Ok, passiamo alle cose serie.

Gli argomenti:

La giovinezza

La guerra

Il crepuscolo

Per veri arditi – Parole e digressioni:

Lavanda

Colonizzazione

Il Verbo

Zeugma

Pinolo

Per eroi votati alla morte:

Scrivere tutto senza nominare mai Andrea e Maria (easy mode)

Scrivere tutto solamente con soggetti sottintesi (hard mode)

Come Azazello anch’io sconsiglio di seguire ciecamente la via dell’eroismo , soprattutto se così facendo si rinuncia alla fruibilità e più generalmente alla godibilità del testo.

2 commenti to “Capitolo II: Non mangiare curry quando vieni rapito dai pirati”

  1. avatar Azazello ha detto:

    Come ho già detto: bello! bello e divertente! ti dirò che mi è piaciuto così tanto che potrei leggere tutto il prosieguo della storia fatto solo da te. In particolare ho apprezzato la cosa del vuoto (che nella mia testa era solo un accesso per un montacarichi), l’evoluzione del personaggio di Maria (a cui ho dato un nome per sbaglio, ma non ho mai sbagliato così bene) e l’immortalità di lui (nella mia testa era un’altra cosa, ma non lo scriverò qui perché sarebbe sbagliato)

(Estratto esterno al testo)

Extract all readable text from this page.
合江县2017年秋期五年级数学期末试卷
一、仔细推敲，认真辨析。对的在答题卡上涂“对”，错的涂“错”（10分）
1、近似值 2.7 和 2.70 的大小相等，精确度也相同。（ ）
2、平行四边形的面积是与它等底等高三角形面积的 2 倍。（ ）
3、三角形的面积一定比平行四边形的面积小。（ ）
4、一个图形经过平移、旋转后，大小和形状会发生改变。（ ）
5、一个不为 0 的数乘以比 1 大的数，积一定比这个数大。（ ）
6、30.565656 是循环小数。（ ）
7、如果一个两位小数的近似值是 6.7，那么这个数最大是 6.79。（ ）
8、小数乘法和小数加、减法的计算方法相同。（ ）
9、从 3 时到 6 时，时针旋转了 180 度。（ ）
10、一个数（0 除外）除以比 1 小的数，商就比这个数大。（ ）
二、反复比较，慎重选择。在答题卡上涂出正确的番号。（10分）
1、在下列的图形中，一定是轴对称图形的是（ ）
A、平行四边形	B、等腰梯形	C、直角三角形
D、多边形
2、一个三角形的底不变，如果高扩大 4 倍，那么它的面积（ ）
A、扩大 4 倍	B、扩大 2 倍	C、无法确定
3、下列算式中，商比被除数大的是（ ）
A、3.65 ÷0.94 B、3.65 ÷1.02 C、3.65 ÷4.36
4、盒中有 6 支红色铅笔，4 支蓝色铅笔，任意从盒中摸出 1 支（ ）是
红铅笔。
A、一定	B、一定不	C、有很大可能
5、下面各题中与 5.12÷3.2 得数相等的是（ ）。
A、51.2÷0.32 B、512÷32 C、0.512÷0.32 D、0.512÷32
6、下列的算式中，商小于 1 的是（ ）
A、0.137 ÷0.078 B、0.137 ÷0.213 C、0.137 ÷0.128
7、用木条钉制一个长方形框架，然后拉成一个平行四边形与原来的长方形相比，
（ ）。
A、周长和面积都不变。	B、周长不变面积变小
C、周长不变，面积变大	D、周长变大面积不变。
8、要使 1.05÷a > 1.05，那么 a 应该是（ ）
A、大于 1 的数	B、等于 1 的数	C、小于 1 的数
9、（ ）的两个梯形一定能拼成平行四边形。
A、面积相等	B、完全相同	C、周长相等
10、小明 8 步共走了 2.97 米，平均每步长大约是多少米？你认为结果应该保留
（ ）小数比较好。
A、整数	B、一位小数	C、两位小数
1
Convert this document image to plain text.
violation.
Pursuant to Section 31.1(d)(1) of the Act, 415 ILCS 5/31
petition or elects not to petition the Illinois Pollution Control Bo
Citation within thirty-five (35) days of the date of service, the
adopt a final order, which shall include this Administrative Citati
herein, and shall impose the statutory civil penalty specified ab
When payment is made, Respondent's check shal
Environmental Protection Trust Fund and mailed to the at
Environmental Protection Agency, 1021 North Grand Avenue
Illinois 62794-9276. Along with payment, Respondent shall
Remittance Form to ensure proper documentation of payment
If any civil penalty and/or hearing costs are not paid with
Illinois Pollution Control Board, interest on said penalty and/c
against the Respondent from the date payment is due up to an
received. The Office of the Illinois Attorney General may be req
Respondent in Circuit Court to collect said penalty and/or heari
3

  2. avatar ad.6 ha detto:

    Grazie mille^^! In effetti per l’immortalità avevo pensato ad un’altra cosa più deducibile, in qualche vago modo, dalla prima parte della storia, ma poi ho pensato che una cosa del genere sarebbe stata ugualmente interessante!
    Ah, per quanto riguarda la latta: l’ho aggiunta ed è lì, ferma ed affamata sotto forma di lega.